I think it would be a great thing to see cross-pollination of ideas between how tech comm does structured content and how other fields do it. We may have much to learn and much to teach.


11 years ago

:) Great points Mark – we left out the acronym soup (XML, DITA) on purpose … there’s a larger rant, err, conversation here in which it’ll serve everyone’s purpose if we move past worrying about data format and into the benefits it delivers.

Steve Morse

11 years ago

Our experience is that there are specific document types that greatly benefit from DITA XML. For most of our customers, it’s technical documentation of one sort or another. But some of our customers produce other kinds of documents and find that using DITA greatly streamlines the creation/review/distribution/translation process.

We have found that in general these documents are:
High value (as Patrick said, usually customer-facing, sometimes required by regulation, as Connie mentioned)
Collaborative (combining many information sources)
Reusable (with lots of boilerplate)
Conditional (if the reader meets this condition, show them this content)

Ann Rockley

11 years ago

I have used structured content for many different types of content beyond Tech Doc including marketing, web sites, pharma, medical devices, healthcare, trade press books (popular non-fiction), textbooks (K-12 and college), journals, financial, proposals, SOPs, learning materials (classroom and web), and more. Most have been DITA, some not.

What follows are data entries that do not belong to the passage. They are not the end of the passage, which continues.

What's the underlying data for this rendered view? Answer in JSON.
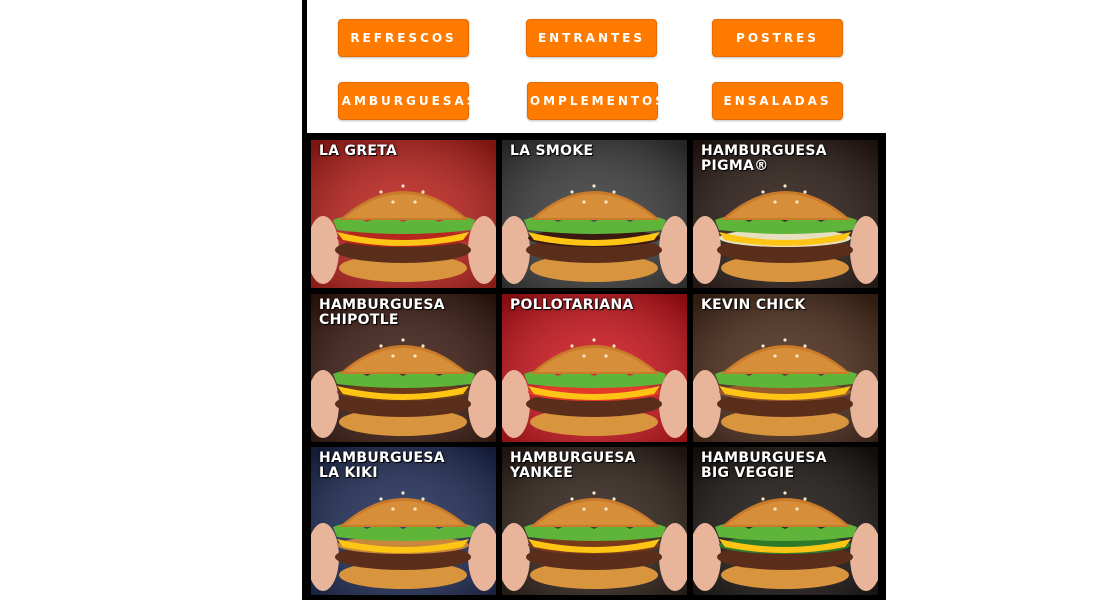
{
  "categories": [
    {
      "label": "REFRESCOS"
    },
    {
      "label": "ENTRANTES"
    },
    {
      "label": "POSTRES"
    },
    {
      "label": "HAMBURGUESAS"
    },
    {
      "label": "COMPLEMENTOS"
    },
    {
      "label": "ENSALADAS"
    }
  ],
  "menu_items": [
    {
      "title": "LA GRETA",
      "bg": "#c0201a"
    },
    {
      "title": "LA SMOKE",
      "bg": "#3a3a3a"
    },
    {
      "title": "HAMBURGUESA\nPIGMA®",
      "bg": "#2a1a14"
    },
    {
      "title": "HAMBURGUESA\nCHIPOTLE",
      "bg": "#3b1a10"
    },
    {
      "title": "POLLOTARIANA",
      "bg": "#d0121a"
    },
    {
      "title": "KEVIN CHICK",
      "bg": "#4a2a18"
    },
    {
      "title": "HAMBURGUESA\nLA KIKI",
      "bg": "#1d2a55"
    },
    {
      "title": "HAMBURGUESA\nYANKEE",
      "bg": "#2f2018"
    },
    {
      "title": "HAMBURGUESA\nBIG VEGGIE",
      "bg": "#1a1410"
    }
  ],
  "colors": {
    "accent": "#ff7b00",
    "frame": "#000000"
  }
}
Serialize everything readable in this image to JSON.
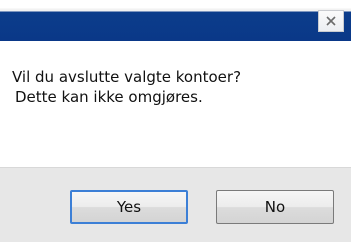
{
  "window": {
    "close_icon": "close-icon",
    "title_bar_color": "#0a3888"
  },
  "message": {
    "line1": "Vil du avslutte valgte kontoer?",
    "line2": "Dette kan ikke omgjøres."
  },
  "buttons": {
    "yes_label": "Yes",
    "no_label": "No",
    "default_focus_color": "#3c7fd6"
  }
}
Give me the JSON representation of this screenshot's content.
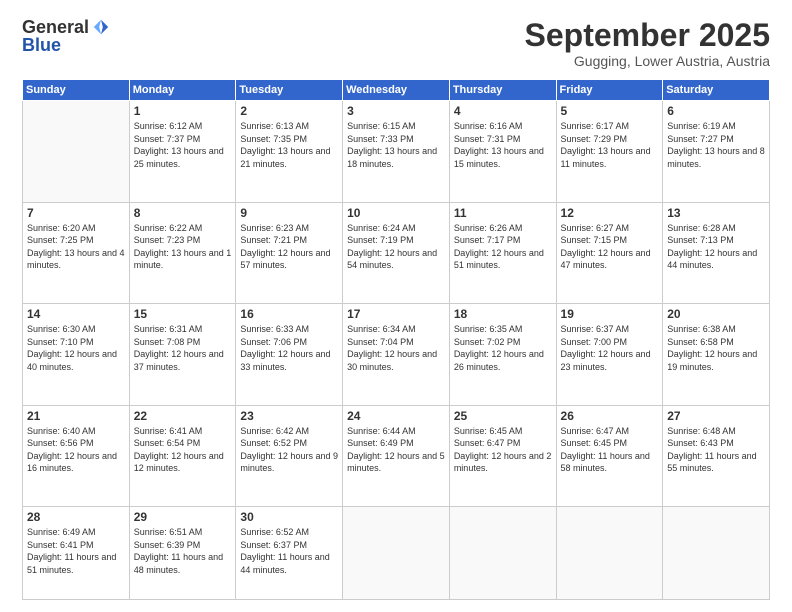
{
  "logo": {
    "general": "General",
    "blue": "Blue"
  },
  "title": "September 2025",
  "subtitle": "Gugging, Lower Austria, Austria",
  "weekdays": [
    "Sunday",
    "Monday",
    "Tuesday",
    "Wednesday",
    "Thursday",
    "Friday",
    "Saturday"
  ],
  "weeks": [
    [
      {
        "day": null
      },
      {
        "day": 1,
        "sunrise": "Sunrise: 6:12 AM",
        "sunset": "Sunset: 7:37 PM",
        "daylight": "Daylight: 13 hours and 25 minutes."
      },
      {
        "day": 2,
        "sunrise": "Sunrise: 6:13 AM",
        "sunset": "Sunset: 7:35 PM",
        "daylight": "Daylight: 13 hours and 21 minutes."
      },
      {
        "day": 3,
        "sunrise": "Sunrise: 6:15 AM",
        "sunset": "Sunset: 7:33 PM",
        "daylight": "Daylight: 13 hours and 18 minutes."
      },
      {
        "day": 4,
        "sunrise": "Sunrise: 6:16 AM",
        "sunset": "Sunset: 7:31 PM",
        "daylight": "Daylight: 13 hours and 15 minutes."
      },
      {
        "day": 5,
        "sunrise": "Sunrise: 6:17 AM",
        "sunset": "Sunset: 7:29 PM",
        "daylight": "Daylight: 13 hours and 11 minutes."
      },
      {
        "day": 6,
        "sunrise": "Sunrise: 6:19 AM",
        "sunset": "Sunset: 7:27 PM",
        "daylight": "Daylight: 13 hours and 8 minutes."
      }
    ],
    [
      {
        "day": 7,
        "sunrise": "Sunrise: 6:20 AM",
        "sunset": "Sunset: 7:25 PM",
        "daylight": "Daylight: 13 hours and 4 minutes."
      },
      {
        "day": 8,
        "sunrise": "Sunrise: 6:22 AM",
        "sunset": "Sunset: 7:23 PM",
        "daylight": "Daylight: 13 hours and 1 minute."
      },
      {
        "day": 9,
        "sunrise": "Sunrise: 6:23 AM",
        "sunset": "Sunset: 7:21 PM",
        "daylight": "Daylight: 12 hours and 57 minutes."
      },
      {
        "day": 10,
        "sunrise": "Sunrise: 6:24 AM",
        "sunset": "Sunset: 7:19 PM",
        "daylight": "Daylight: 12 hours and 54 minutes."
      },
      {
        "day": 11,
        "sunrise": "Sunrise: 6:26 AM",
        "sunset": "Sunset: 7:17 PM",
        "daylight": "Daylight: 12 hours and 51 minutes."
      },
      {
        "day": 12,
        "sunrise": "Sunrise: 6:27 AM",
        "sunset": "Sunset: 7:15 PM",
        "daylight": "Daylight: 12 hours and 47 minutes."
      },
      {
        "day": 13,
        "sunrise": "Sunrise: 6:28 AM",
        "sunset": "Sunset: 7:13 PM",
        "daylight": "Daylight: 12 hours and 44 minutes."
      }
    ],
    [
      {
        "day": 14,
        "sunrise": "Sunrise: 6:30 AM",
        "sunset": "Sunset: 7:10 PM",
        "daylight": "Daylight: 12 hours and 40 minutes."
      },
      {
        "day": 15,
        "sunrise": "Sunrise: 6:31 AM",
        "sunset": "Sunset: 7:08 PM",
        "daylight": "Daylight: 12 hours and 37 minutes."
      },
      {
        "day": 16,
        "sunrise": "Sunrise: 6:33 AM",
        "sunset": "Sunset: 7:06 PM",
        "daylight": "Daylight: 12 hours and 33 minutes."
      },
      {
        "day": 17,
        "sunrise": "Sunrise: 6:34 AM",
        "sunset": "Sunset: 7:04 PM",
        "daylight": "Daylight: 12 hours and 30 minutes."
      },
      {
        "day": 18,
        "sunrise": "Sunrise: 6:35 AM",
        "sunset": "Sunset: 7:02 PM",
        "daylight": "Daylight: 12 hours and 26 minutes."
      },
      {
        "day": 19,
        "sunrise": "Sunrise: 6:37 AM",
        "sunset": "Sunset: 7:00 PM",
        "daylight": "Daylight: 12 hours and 23 minutes."
      },
      {
        "day": 20,
        "sunrise": "Sunrise: 6:38 AM",
        "sunset": "Sunset: 6:58 PM",
        "daylight": "Daylight: 12 hours and 19 minutes."
      }
    ],
    [
      {
        "day": 21,
        "sunrise": "Sunrise: 6:40 AM",
        "sunset": "Sunset: 6:56 PM",
        "daylight": "Daylight: 12 hours and 16 minutes."
      },
      {
        "day": 22,
        "sunrise": "Sunrise: 6:41 AM",
        "sunset": "Sunset: 6:54 PM",
        "daylight": "Daylight: 12 hours and 12 minutes."
      },
      {
        "day": 23,
        "sunrise": "Sunrise: 6:42 AM",
        "sunset": "Sunset: 6:52 PM",
        "daylight": "Daylight: 12 hours and 9 minutes."
      },
      {
        "day": 24,
        "sunrise": "Sunrise: 6:44 AM",
        "sunset": "Sunset: 6:49 PM",
        "daylight": "Daylight: 12 hours and 5 minutes."
      },
      {
        "day": 25,
        "sunrise": "Sunrise: 6:45 AM",
        "sunset": "Sunset: 6:47 PM",
        "daylight": "Daylight: 12 hours and 2 minutes."
      },
      {
        "day": 26,
        "sunrise": "Sunrise: 6:47 AM",
        "sunset": "Sunset: 6:45 PM",
        "daylight": "Daylight: 11 hours and 58 minutes."
      },
      {
        "day": 27,
        "sunrise": "Sunrise: 6:48 AM",
        "sunset": "Sunset: 6:43 PM",
        "daylight": "Daylight: 11 hours and 55 minutes."
      }
    ],
    [
      {
        "day": 28,
        "sunrise": "Sunrise: 6:49 AM",
        "sunset": "Sunset: 6:41 PM",
        "daylight": "Daylight: 11 hours and 51 minutes."
      },
      {
        "day": 29,
        "sunrise": "Sunrise: 6:51 AM",
        "sunset": "Sunset: 6:39 PM",
        "daylight": "Daylight: 11 hours and 48 minutes."
      },
      {
        "day": 30,
        "sunrise": "Sunrise: 6:52 AM",
        "sunset": "Sunset: 6:37 PM",
        "daylight": "Daylight: 11 hours and 44 minutes."
      },
      {
        "day": null
      },
      {
        "day": null
      },
      {
        "day": null
      },
      {
        "day": null
      }
    ]
  ]
}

What supports the structure doesn’t matter, but what does matter is not having to create all the functionality from scratch, being able to support reusable and adaptive content, strong metadata capabilities, and not proprietary. I’m not interested in “reinventing the wheel” or having to compromise the quality and functionality of my content because of a proprietary solution that is not as capable as I need.

Stephen Morse

11 years ago

Here’s a user story from – – that picks up on Ann’s point:

“Using a standard format gives access to a market of standard tools (authoring, CMS, translation) and to a user community that is eager to share experience. This greatly decreases the effort in R&D, we basically just have to customize it to our small specializations and branding. NXP makes chips, we don’t develop techdoc formats, CMS or publishing tools!

To us a standard equals lots of people who have the same problems as we have plus lots of software companies who are anticipating our needs without us even asking them.”